エムブリヲ奇譚 山白朝子著 メディア・ファクトリー 2012年

 社寺参詣や湯治のため庶民は諸国を旅するようになった。旅人たちは各地の案内をする道中記を手に名所旧跡を訪ね歩く。
 『道中旅鏡』の作者・和泉蝋庵はどんな本でも紹介されていない土地を求め、風光明媚な温泉や古刹の噂を聞いては旅をしていた。しかし実際にそれらがあった試しはない。その理由は蝋庵の迷い癖にある。仲間とともに辿りつく場所は、極楽のごとき温泉地かこの世の地獄か。
 江戸――のような時代を舞台に話題の作家・山白朝子が放つ、奇妙な怪談連作。        (内容紹介より)


エムブリヲ奇譚
 「私」耳彦は旅先でエムブリヲ――胎児を拾った。博打で借金を背負うようになった耳彦は、やがて胎児を見世物にするようになる。

   一瞬「耳彦、いい人かも」と思ったのも束の間、やっぱり駄目人間のようで(苦笑;)。

 和泉蠟庵と耳彦と一緒に旅をすることになった輪。旅先の村で子供の命を救ったお礼にと、老婆から瑠璃石を貰った。その石と共に、輪は何度も生涯を繰り返すことになる。生まれる度、自分の命と引き換えに母親を喪いながら。

   「四度目、五度目、六度目の人生を勉強に費やした」の一文に脱帽。「自殺をしてはいけない」が
    こう来るとは。

湯煙事変
 その村の温泉は、夜入ると戻って来られないという。蠟庵の差し金で夜中、温泉に浸かった耳彦は、湯煙の中、今はもう死んでしまった人々に会う。


 旅の最中、懐いてついてきた鶏を引き連れて出会った村は、そこら中に人の顔が浮き出て見えるような村だった。雨に降り籠められ長逗留することになったが、魚や野菜にまで人の顔が浮き出ていて、耳彦には食べられない。

   いや、これは気味悪いよ。耳彦の方がまともな気がするけど;

あるはずのない橋
 夜になると現れる刎橋は、その昔落ちてしまったものだという。宿泊先の老婆に耳彦は、自分をそこへ連れて行ってほしいと頼まれた。何でも、幼い息子をそこで亡くしたらしい。

顔無し峠
 旅先で耳彦は、喪吉と言う男に間違われた。不器用で賭博狂いで、耳彦にそっくりな喪吉。顔無し峠で土砂崩れに巻き込まれて死んでしまったらしい。だが彼の妻も子も、耳彦を見て「喪吉が帰って来てくれた」と泣き崩れる。

地獄
 耳彦は山賊一家に捕まって、深い縦穴の中に閉じ込められてしまった。一緒に閉じ込められていた若夫婦の妻が先に穴から出され、そのために残された二人は、自分たちに与えられていた干し肉の正体に気付いてしまう。復讐を誓う夫は、次に自分が引き上げられることを願った。

櫛を拾ってはならぬ
 耳彦の代わりに蠟庵について歩くことになった若者は怪談が好きだった。初め、蠟庵とも良好な関係を築いていたのに、徐々に彼を毛嫌いするようになる。曰く、蠟庵の長い抜け毛が鬱陶しいとか。

「さあ、行こう」と少年が言った
 嫁ぎ先で、「私」は酷い虐めを受けていた。外に出られない状況の中、ある日「私」は蔵の中に迷い込んできた少年と出会う。「私」は少年から読み書きを教わった。しかい内緒の日々は、ある日家人にばれてしまう。…

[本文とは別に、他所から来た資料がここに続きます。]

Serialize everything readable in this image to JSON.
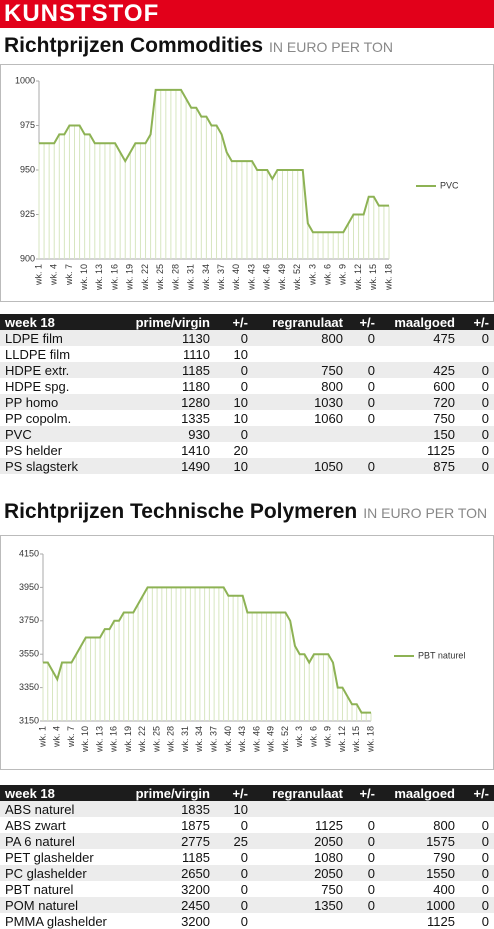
{
  "header": {
    "banner": "KUNSTSTOF"
  },
  "sections": [
    {
      "title": "Richtprijzen Commodities",
      "unit": "IN EURO PER TON"
    },
    {
      "title": "Richtprijzen Technische Polymeren",
      "unit": "IN EURO PER TON"
    }
  ],
  "chart_data": [
    {
      "type": "line",
      "categories": [
        "wk. 1",
        null,
        null,
        "wk. 4",
        null,
        null,
        "wk. 7",
        null,
        null,
        "wk. 10",
        null,
        null,
        "wk. 13",
        null,
        null,
        "wk. 16",
        null,
        null,
        "wk. 19",
        null,
        null,
        "wk. 22",
        null,
        null,
        "wk. 25",
        null,
        null,
        "wk. 28",
        null,
        null,
        "wk. 31",
        null,
        null,
        "wk. 34",
        null,
        null,
        "wk. 37",
        null,
        null,
        "wk. 40",
        null,
        null,
        "wk. 43",
        null,
        null,
        "wk. 46",
        null,
        null,
        "wk. 49",
        null,
        null,
        "wk. 52",
        null,
        null,
        "wk. 3",
        null,
        null,
        "wk. 6",
        null,
        null,
        "wk. 9",
        null,
        null,
        "wk. 12",
        null,
        null,
        "wk. 15",
        null,
        null,
        "wk. 18"
      ],
      "series": [
        {
          "name": "PVC",
          "color": "#8db254",
          "values": [
            965,
            965,
            965,
            965,
            970,
            970,
            975,
            975,
            975,
            970,
            970,
            965,
            965,
            965,
            965,
            965,
            960,
            955,
            960,
            965,
            965,
            965,
            970,
            995,
            995,
            995,
            995,
            995,
            995,
            990,
            985,
            985,
            980,
            980,
            975,
            975,
            970,
            960,
            955,
            955,
            955,
            955,
            955,
            950,
            950,
            950,
            945,
            950,
            950,
            950,
            950,
            950,
            950,
            920,
            915,
            915,
            915,
            915,
            915,
            915,
            915,
            920,
            925,
            925,
            925,
            935,
            935,
            930,
            930,
            930
          ]
        }
      ],
      "ylim": [
        900,
        1000
      ],
      "yticks": [
        900,
        925,
        950,
        975,
        1000
      ],
      "legend": "right"
    },
    {
      "type": "line",
      "categories": [
        "wk. 1",
        null,
        null,
        "wk. 4",
        null,
        null,
        "wk. 7",
        null,
        null,
        "wk. 10",
        null,
        null,
        "wk. 13",
        null,
        null,
        "wk. 16",
        null,
        null,
        "wk. 19",
        null,
        null,
        "wk. 22",
        null,
        null,
        "wk. 25",
        null,
        null,
        "wk. 28",
        null,
        null,
        "wk. 31",
        null,
        null,
        "wk. 34",
        null,
        null,
        "wk. 37",
        null,
        null,
        "wk. 40",
        null,
        null,
        "wk. 43",
        null,
        null,
        "wk. 46",
        null,
        null,
        "wk. 49",
        null,
        null,
        "wk. 52",
        null,
        null,
        "wk. 3",
        null,
        null,
        "wk. 6",
        null,
        null,
        "wk. 9",
        null,
        null,
        "wk. 12",
        null,
        null,
        "wk. 15",
        null,
        null,
        "wk. 18"
      ],
      "series": [
        {
          "name": "PBT naturel",
          "color": "#8db254",
          "values": [
            3500,
            3500,
            3450,
            3400,
            3500,
            3500,
            3500,
            3550,
            3600,
            3650,
            3650,
            3650,
            3650,
            3700,
            3700,
            3750,
            3750,
            3800,
            3800,
            3800,
            3850,
            3900,
            3950,
            3950,
            3950,
            3950,
            3950,
            3950,
            3950,
            3950,
            3950,
            3950,
            3950,
            3950,
            3950,
            3950,
            3950,
            3950,
            3950,
            3900,
            3900,
            3900,
            3900,
            3800,
            3800,
            3800,
            3800,
            3800,
            3800,
            3800,
            3800,
            3800,
            3750,
            3600,
            3550,
            3550,
            3500,
            3550,
            3550,
            3550,
            3550,
            3500,
            3350,
            3350,
            3300,
            3250,
            3250,
            3200,
            3200,
            3200
          ]
        }
      ],
      "ylim": [
        3150,
        4150
      ],
      "yticks": [
        3150,
        3350,
        3550,
        3750,
        3950,
        4150
      ],
      "legend": "right"
    }
  ],
  "tables": [
    {
      "header": [
        "week 18",
        "prime/virgin",
        "+/-",
        "regranulaat",
        "+/-",
        "maalgoed",
        "+/-"
      ],
      "rows": [
        [
          "LDPE film",
          1130,
          0,
          800,
          0,
          475,
          0
        ],
        [
          "LLDPE film",
          1110,
          10,
          null,
          null,
          null,
          null
        ],
        [
          "HDPE extr.",
          1185,
          0,
          750,
          0,
          425,
          0
        ],
        [
          "HDPE spg.",
          1180,
          0,
          800,
          0,
          600,
          0
        ],
        [
          "PP homo",
          1280,
          10,
          1030,
          0,
          720,
          0
        ],
        [
          "PP copolm.",
          1335,
          10,
          1060,
          0,
          750,
          0
        ],
        [
          "PVC",
          930,
          0,
          null,
          null,
          150,
          0
        ],
        [
          "PS helder",
          1410,
          20,
          null,
          null,
          1125,
          0
        ],
        [
          "PS slagsterk",
          1490,
          10,
          1050,
          0,
          875,
          0
        ]
      ]
    },
    {
      "header": [
        "week 18",
        "prime/virgin",
        "+/-",
        "regranulaat",
        "+/-",
        "maalgoed",
        "+/-"
      ],
      "rows": [
        [
          "ABS naturel",
          1835,
          10,
          null,
          null,
          null,
          null
        ],
        [
          "ABS zwart",
          1875,
          0,
          1125,
          0,
          800,
          0
        ],
        [
          "PA 6 naturel",
          2775,
          25,
          2050,
          0,
          1575,
          0
        ],
        [
          "PET glashelder",
          1185,
          0,
          1080,
          0,
          790,
          0
        ],
        [
          "PC glashelder",
          2650,
          0,
          2050,
          0,
          1550,
          0
        ],
        [
          "PBT naturel",
          3200,
          0,
          750,
          0,
          400,
          0
        ],
        [
          "POM naturel",
          2450,
          0,
          1350,
          0,
          1000,
          0
        ],
        [
          "PMMA glashelder",
          3200,
          0,
          null,
          null,
          1125,
          0
        ]
      ]
    }
  ]
}
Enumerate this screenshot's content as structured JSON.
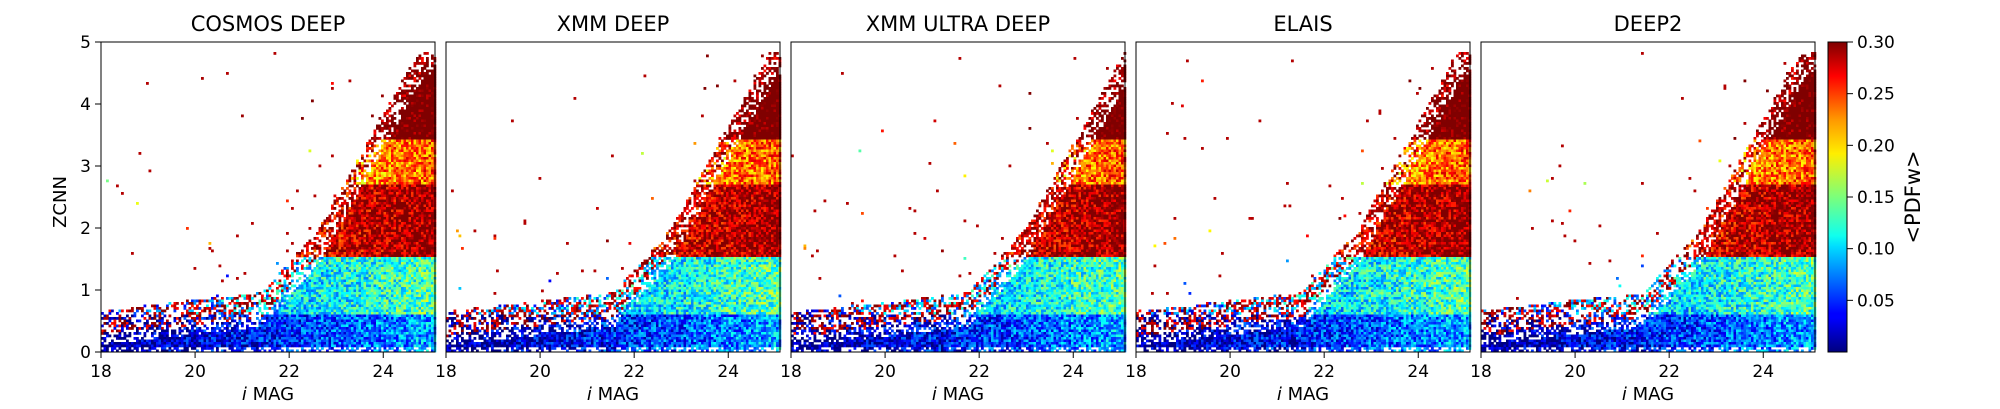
{
  "chart_data": {
    "type": "heatmap",
    "colorbar": {
      "label": "<PDFw>",
      "range": [
        0.0,
        0.3
      ],
      "ticks": [
        0.05,
        0.1,
        0.15,
        0.2,
        0.25,
        0.3
      ],
      "tick_labels": [
        "0.05",
        "0.10",
        "0.15",
        "0.20",
        "0.25",
        "0.30"
      ],
      "colormap": "jet"
    },
    "ylabel": "ZCNN",
    "ylim": [
      0,
      5
    ],
    "y_ticks": [
      0,
      1,
      2,
      3,
      4,
      5
    ],
    "y_tick_labels": [
      "0",
      "1",
      "2",
      "3",
      "4",
      "5"
    ],
    "xlabel_italic": "i",
    "xlabel_rest": " MAG",
    "xlim": [
      18,
      25.1
    ],
    "x_ticks": [
      18,
      20,
      22,
      24
    ],
    "x_tick_labels": [
      "18",
      "20",
      "22",
      "24"
    ],
    "panels": [
      {
        "title": "COSMOS DEEP",
        "seed": 11,
        "shift": 0.0
      },
      {
        "title": "XMM DEEP",
        "seed": 23,
        "shift": 0.15
      },
      {
        "title": "XMM ULTRA DEEP",
        "seed": 37,
        "shift": 0.35
      },
      {
        "title": "ELAIS",
        "seed": 41,
        "shift": 0.1
      },
      {
        "title": "DEEP2",
        "seed": 53,
        "shift": 0.05
      }
    ],
    "z_bands": [
      {
        "z_range": [
          0.0,
          0.6
        ],
        "mean_pdfw": 0.05
      },
      {
        "z_range": [
          0.6,
          1.5
        ],
        "mean_pdfw": 0.1
      },
      {
        "z_range": [
          1.5,
          2.7
        ],
        "mean_pdfw": 0.26
      },
      {
        "z_range": [
          2.7,
          3.4
        ],
        "mean_pdfw": 0.2
      },
      {
        "z_range": [
          3.4,
          4.8
        ],
        "mean_pdfw": 0.29
      }
    ]
  }
}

 先日読んだ『私のサイクロプス』の前シリーズ。そちらでは結構メインを張っていた輪が、一話しかでて来なくてびっくりしました。随分出世したねぇ(笑)。
 面白かったです。暴力、スプラッタ、生理的嫌悪や情緒的な気味悪さ等、様々な種類の「怖さ」をとりどりに混ぜ合わせた感じ。情に訴えかけるかと思いきや、結局非情で落としてみせたり、で、やっぱりユーモラス。まとわりつく髪の毛を気味悪がるより、抜け毛を気にする蠟庵先生には突っ込みどころ満載でしたよ。
 蠟庵先生の迷い癖はどうもとんでもないレベルのようですね。でもちゃんと同じ所に出られたり、帰ろうと思ったら帰れもするみたいで、その辺の能力は後退している気がしないでもない。
 そうそう、3本の糸のみの栞紐は、一つに括られていました。…図書館の本だもんな、誰かがまとめたんだろうなぁ。少々残念でしたが、失くなってないだけよかったのかな。でも奇妙な怖さは半減でした。